Technological advance and scientific advance sometimes align. But there is no law that the former by necessity follows from the former. The expectation that they do is an extrapolation from a very brief period of human history.

I don't know why you were getting down voted for this. Discovery during technological development of scientific instrumentation is one of the greatest returns on investment of funding pure science research. And like your sibling comment says, the pure science helps direct applied science, eg cutting edge materials science. Long tail, if for no other reason, because its a whole other development process that happens after the pure science.
This kind of thing always reminds me G. H. Hardy, a mathematician that famously took pride in working on pure number theory, which he described as having "no practical use" and therefore being morally superior to applied mathematics connected to war or industry.

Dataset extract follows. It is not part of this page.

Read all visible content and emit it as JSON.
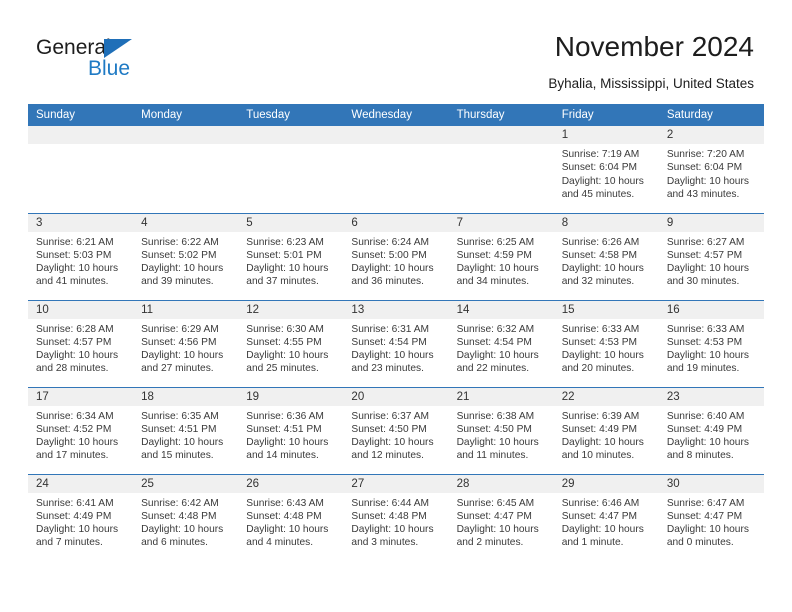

This ended up as the theoretical bedrock upon which modern encryption algorithms are built, enabling trillions of dollars of economic activity (as well as spying and other nefarious or ethically questionable activities).

I noticed (as have others) that even the purest of pure fundamental research has this oddly persistent pattern of becoming applied to everyday problems sooner or later.

The x-ray telescope mirror design used for Chandra -- motived only by pure intellectual curiosity -- ended up being a key development stepping stone towards ASML's TWINSCAN tools that use focused x-rays for chip lithography. Arguably this is more important to the global economy now that even oil is!

Similarly, particle accelerators like CERN might be the next chip lithography beam sources. The technologies being developed for research physicists such as laser-driven "desktop" accelerators might be just the ticket to replace tin droplet x-ray light sources.

Who knows?

We certainly won't if we don't built these things for pure research first to find out!

Fundamental research is entwined with practical applications, you can’t have the later without the former. Europe is known for FR, while everyone else seems to be better at commercialising. It’s alright, progress for us is progress for everyone.
That's not an answer to the specific question asked. Not all types of fundamental research have the same potential for material benefits, or the same cost.
> Not all types of fundamental research have the same potential for material benefits, or the same cost.

It is hard to gauge this is in advance though. If you were sure what you were gonna find, it wouldn't be much of a discovery. Historically it has sometimes been decades before manufacturing and practical applications caught up to frontier research. For an extreme example, mankind knew of electricity in some form for 2400 years before doing anything practical with it. If all the people who prodded at it instead thought "man I can't imagine what this could be useful for" and found something else to do with their time, we'd live in a very different world.

Our civilization can afford to aim higher than incremental improvements on pixel density for screens on which to spectate people kicking a ball around. Personally I find frontier discoveries to also have much greater entertainment value than sports events and will happily fund them with a tiny fraction of my tax dollars.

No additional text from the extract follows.